I've looked at for function approximation methods in scipy.optimize
and after reading description for functions figured out(maybe wrong) that they approximate non-linear functions only.
For instance if I've sample output after zip()
function for x
and y
[(1,1),(4,2),(6,4),(8,6),(10,11)]
As you can see, non-linear function approximates much better but I need linear for my purposes.

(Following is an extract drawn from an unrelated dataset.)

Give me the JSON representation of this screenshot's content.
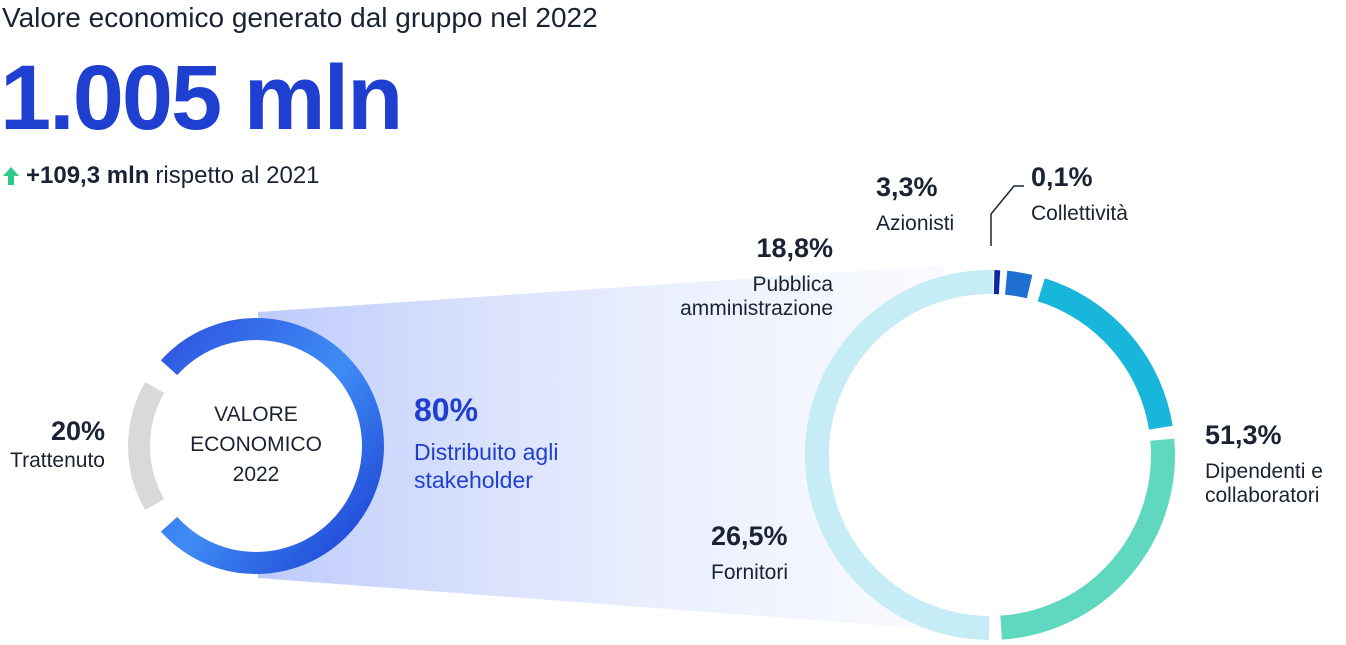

I admit the possibility that missed something in documentation of functions presented, so my apologize if question can be answered in the "read docs" way.
In addition to np.polyfit
and scipy.stats.linregress
as suggested by @user2589273, a low-level way to do linear regression is to solve for the matrix of coefficients using np.linalg.lstsq
. Although this approach is a bit more work than using one of the pre-packaged functions for doing linear regression, it's very useful to understand how this works at a basic level, in particular when you start dealing with multivariate data.
For example:
import numpy as np
# a simple linear relationship: y = mx + c with m=0.5 and c=2
x = np.arange(50)
y = x * 0.5 + 2
y += np.random.randn(50) * 5 # add some noise
# we can rewrite the line equation as y = Ap, where A=[[x, 1]] and p=[[m], [c]]
A = np.c_[x, np.ones(50)]
# solving for p gives us the slope and intercept
p, residuals, rank, svals = np.linalg.lstsq(A, y)
Plotting the fit:
from matplotlib import pyplot as plt
fig, ax = plt.subplots(1, 1)
ax.hold(True)
ax.plot(x, y, 'ob', label='data')
ax.plot(x, A.dot(p), '-k', lw=2, label='linear fit')
ax.legend()